Kubernetes Ingress: One Door, Many Rooms, And the Controller That Actually Opens It

A Service in Kubernetes is an internal address. It is reachable from inside the cluster and only from inside the cluster. The moment you want a browser to hit app.example.com and land on the right pod, you are no longer talking about Services. You are talking about Ingress.

Ingress is the HTTP and HTTPS router that lives at the cluster edge. It does three things that L4 Services cannot. It terminates TLS so your backends do not each need certificates. It routes by hostname and URL path, so app.example.com/api can hit one Service and app.example.com/auth can hit another. And it gives you a single public entry point that hides the internal Service topology from the outside world.

The mental model that trips people up: the Ingress resource is not a running thing. It is a piece of declarative config. Nothing happens until an Ingress Controller picks it up and turns the rules into a real proxy. The controller is the actual data path. It is usually nginx, Traefik, HAProxy, or a cloud-managed one like the AWS ALB Ingress Controller or GKE's built-in. The controller watches Ingress objects, generates its own native config, and reloads.

That separation buys flexibility. You can run multiple controllers in the same cluster. Maybe nginx for internal apps, ALB for public traffic. Each Ingress declares which controller should own it via the ingressClassName field. The controllers only act on Ingresses whose class matches their own.

Which leads to the failure I have watched eat half a day of debugging time. A team migrated from the older kubernetes.io/ingress.class annotation to the newer ingressClassName field. They updated half their manifests. The Ingresses that still used the annotation got picked up. The new ones did not match any installed IngressClass. No controller claimed them. The Ingress objects existed in the cluster, kubectl get ingress showed them fine, but the external load balancer never learned the routes. Every request returned 404 from the default backend. Nothing in the controller logs complained, because as far as nginx was concerned, those Ingresses were not its problem.

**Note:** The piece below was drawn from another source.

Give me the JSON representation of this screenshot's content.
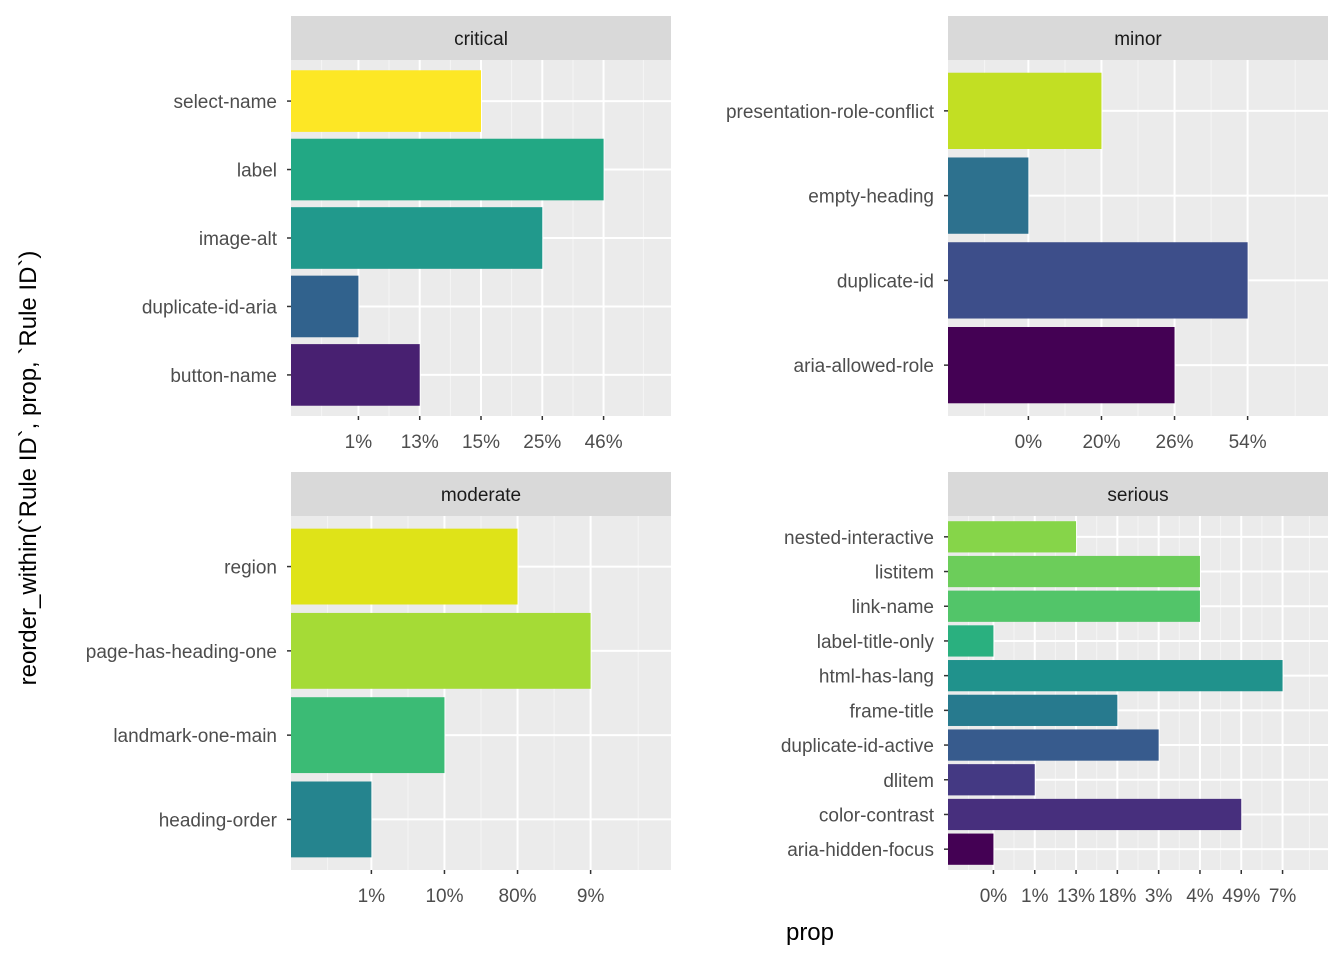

The fix was one line per manifest. The lesson is that Ingress feels like declarative magic until you remember it is a contract between two systems, and the contract has to match exactly.

Gateway API is the successor. It splits the single Ingress concept into Gateway, HTTPRoute, and GatewayClass, which makes multi-team ownership cleaner. The mental model is the same. A resource describes intent. A controller turns it into traffic.

One door, many rooms, and a doorkeeper who only opens the doors with their name on them.